Admired by Artaud, but scorned by Breton, Daumal is famous for his Rimbaud-influenced experiments with various consciousness-affecting liquids, most notably the inhalable drycleaning fluid, carbon tetrachloride. His ‘Trojan Horse’ book here, A Night of Serious Drinking, is clearly a fascinating document. It has certain key pages reprinted in blue ink - deftly selected by Louise Menzies.

There is clearly a relationship between Daumal and the skilled writers Davidson has invited: Milli Jannides, Emma Leach, Will Pollard, Evangeline Riddiford Graham. Plus one of the artists, Rosalind Nashashibi, has selected a verse from Arthur Rimbaud’s famous Illuminations.

Seen as a way of drawing in splayed out divergences, Hermes’ Lack of Words, with its ambiguous structure, swirls around the subtle distractions and spliced-in confusions embraced by the elements of the exhibition.
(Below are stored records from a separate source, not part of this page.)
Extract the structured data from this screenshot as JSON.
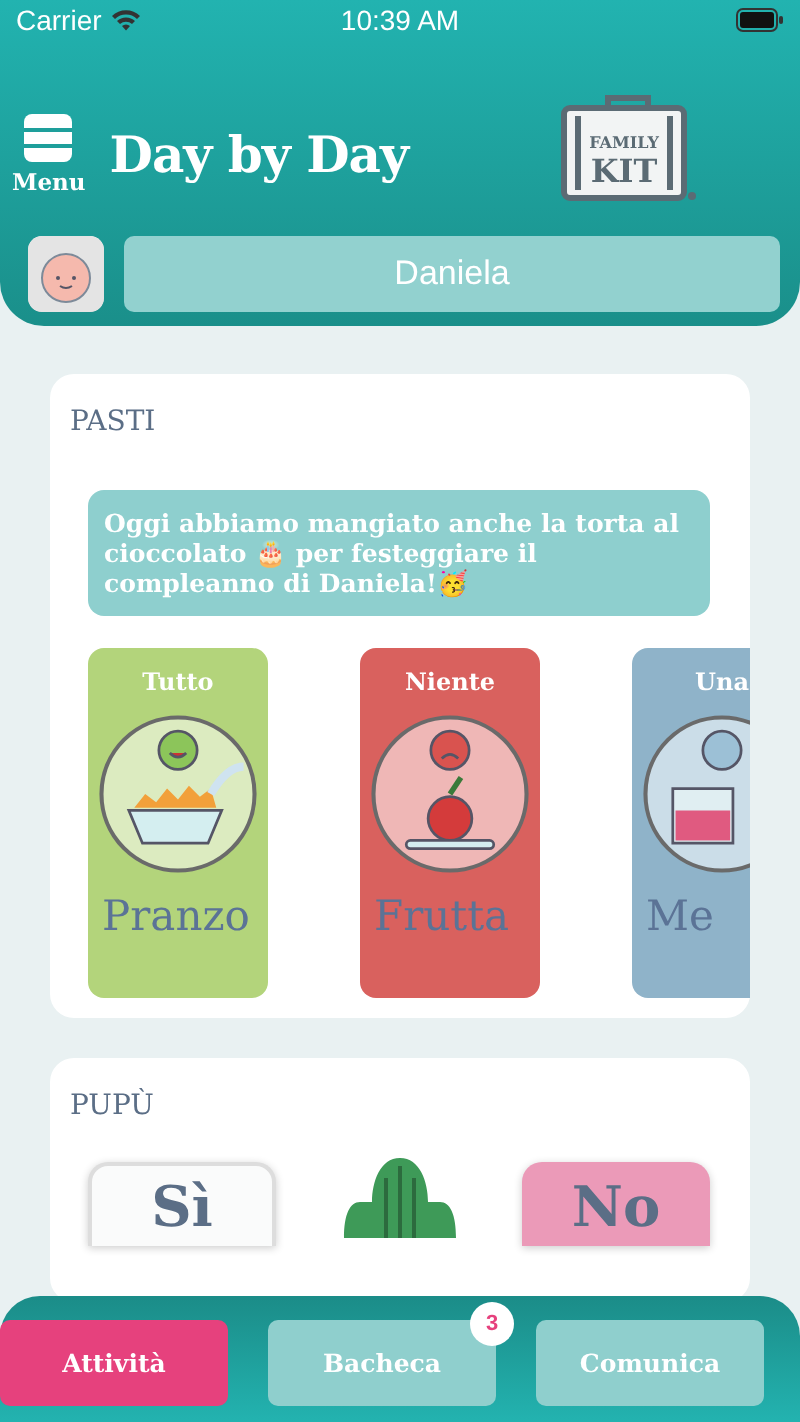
{
  "status_bar": {
    "carrier": "Carrier",
    "time": "10:39 AM"
  },
  "header": {
    "menu_label": "Menu",
    "title": "Day by Day",
    "logo": {
      "line_1": "FAMILY",
      "line_2": "KIT"
    },
    "child_name": "Daniela"
  },
  "sections": [
    {
      "kind": "meals",
      "title": "PASTI",
      "note": "Oggi abbiamo mangiato anche la torta al cioccolato 🎂 per festeggiare il compleanno di Daniela!🥳",
      "meals": [
        {
          "amount": "Tutto",
          "name": "Pranzo",
          "color": "#b3d47b",
          "kind": "cereal"
        },
        {
          "amount": "Niente",
          "name": "Frutta",
          "color": "#d9615e",
          "kind": "apple"
        },
        {
          "amount": "Una",
          "name": "Me",
          "color": "#8fb3c9",
          "kind": "drink"
        }
      ]
    },
    {
      "kind": "choice",
      "title": "PUPÙ",
      "options": [
        {
          "label": "Sì",
          "selected": false
        },
        {
          "label": "No",
          "selected": true
        }
      ]
    }
  ],
  "tabs": [
    {
      "label": "Attività",
      "selected": true
    },
    {
      "label": "Bacheca",
      "selected": false,
      "badge": "3"
    },
    {
      "label": "Comunica",
      "selected": false
    }
  ]
}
The six writer contributions work beautifully together, elaborating on the jamming or interference of the signals subtly referenced in the exhibition, the scrambling of the senses.

Rosalind Nashashibi (via Rimbaud) and Louise Menzies (via Daumal) look at the use of alcohol to disrupt the processes of consciousness relying on patterns of articulate language, while Will Pollard introduces the key ideas of Polish-American philosopher Alfred Korzybski, especially his hostility to the verb ‘to be’. Korzybski elaborates on the way language clings to an irregular grid of conceptual co-ordinates allowing ‘reality’ to move through and around, avoiding anything other than a very approximate connection to actual living experience. Our understanding is restricted by the structure of thought and the limitations of our bodies.
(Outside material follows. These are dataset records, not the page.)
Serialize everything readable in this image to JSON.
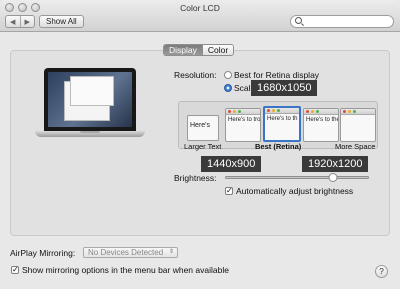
{
  "window": {
    "title": "Color LCD"
  },
  "toolbar": {
    "back_glyph": "◀",
    "forward_glyph": "▶",
    "show_all": "Show All",
    "search_placeholder": ""
  },
  "tabs": [
    {
      "label": "Display",
      "active": true
    },
    {
      "label": "Color",
      "active": false
    }
  ],
  "resolution": {
    "label": "Resolution:",
    "options": [
      {
        "label": "Best for Retina display",
        "selected": false
      },
      {
        "label": "Scaled",
        "selected": true
      }
    ],
    "scale_choices": [
      {
        "sample": "Here's",
        "selected": false
      },
      {
        "sample": "Here's to troublema",
        "selected": false
      },
      {
        "sample": "Here's to th troublemak",
        "selected": true
      },
      {
        "sample": "Here's to the troublemakers",
        "selected": false
      },
      {
        "sample": "",
        "selected": false
      }
    ],
    "scale_labels": {
      "left": "Larger Text",
      "center": "Best (Retina)",
      "right": "More Space"
    },
    "tooltips": [
      "1680x1050",
      "1440x900",
      "1920x1200"
    ]
  },
  "brightness": {
    "label": "Brightness:",
    "level": 0.75,
    "auto_label": "Automatically adjust brightness",
    "auto_checked": true
  },
  "airplay": {
    "label": "AirPlay Mirroring:",
    "value": "No Devices Detected",
    "arrow_glyph": "⇕"
  },
  "mirroring": {
    "label": "Show mirroring options in the menu bar when available",
    "checked": true
  },
  "help": {
    "glyph": "?"
  },
  "check_glyph": "✓"
}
Despite being an accomplished creator of multi-purpose narratives and spoken word performances, English artist Emma Leach is strangely unknown here. Her short story about the Moon tarot card (eighteenth trump, linked to the imagination) and a guard working in a surveillance tower on a national border that is about to be shifted, ties in with William Hsu’s work, as well as having lovely poetic resonances with Pollard’s discussion of Korzybski and the slippery properties of words.

Evangeline Riddiford Graham takes this further with a complex discussion that looks at the American philosopher Donald Davidson‘s theory of how language provides meaning. In a 1986 paper (A Nice Derangement of Epitaphs) that examines malapropisms and how they still communicate - despite being ludicrously erroneous - Davidson pointed out (in here and in other essays) that ‘first meaning’ rules or conventions (as say precise correlations with dictionary definitions) are not essential for an interpreter in the fluid processes of meaning transmission.
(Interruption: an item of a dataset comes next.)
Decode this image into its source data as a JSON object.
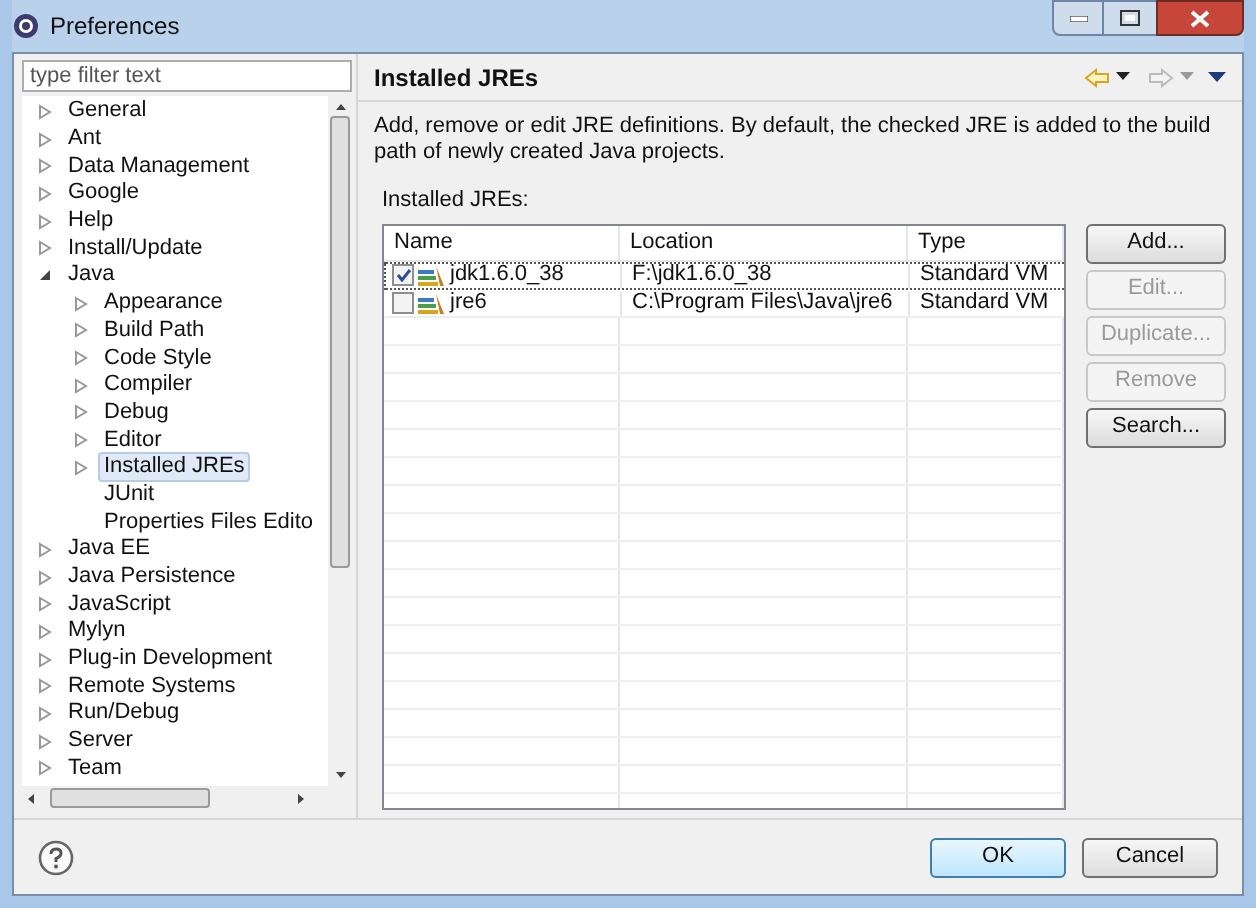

Near the end of a five part text (with bookmark) that looks at approaches to diary writing and their relationship to painting, walking, poetry and prose, Milli Jannides mentions a technique mentioned by Craig Martin in his essay ‘Some Speculative Approaches to Writing Through Fog’ (2010). She describes it as ‘the type of writing that is disoriented, unstable, too close,’ as if walking through the sea towards the shore through mist. With a brief run of other writers, Jannides then continues the application of metaphor by introducing the idea of a bog or morass (Vita Sackville West), obstructing thickets, ditches, ponds, and no path (Margaret Atwood), a field of strangeness (Michael Taussig), internal banality (Roland Barthes) and nothingness (T.J. Clark).

This core thread links up Alex Davidson’s commissioned selection of lively diverging texts, effectively joining them to the ideational structures parallel in the visual artworks; of thwarted messengers having difficulty speaking. It is a very smartly assembled anthology - I think the classiest curatorial intern publication Artspace has published so far. At fifteen dollars it is excellent value.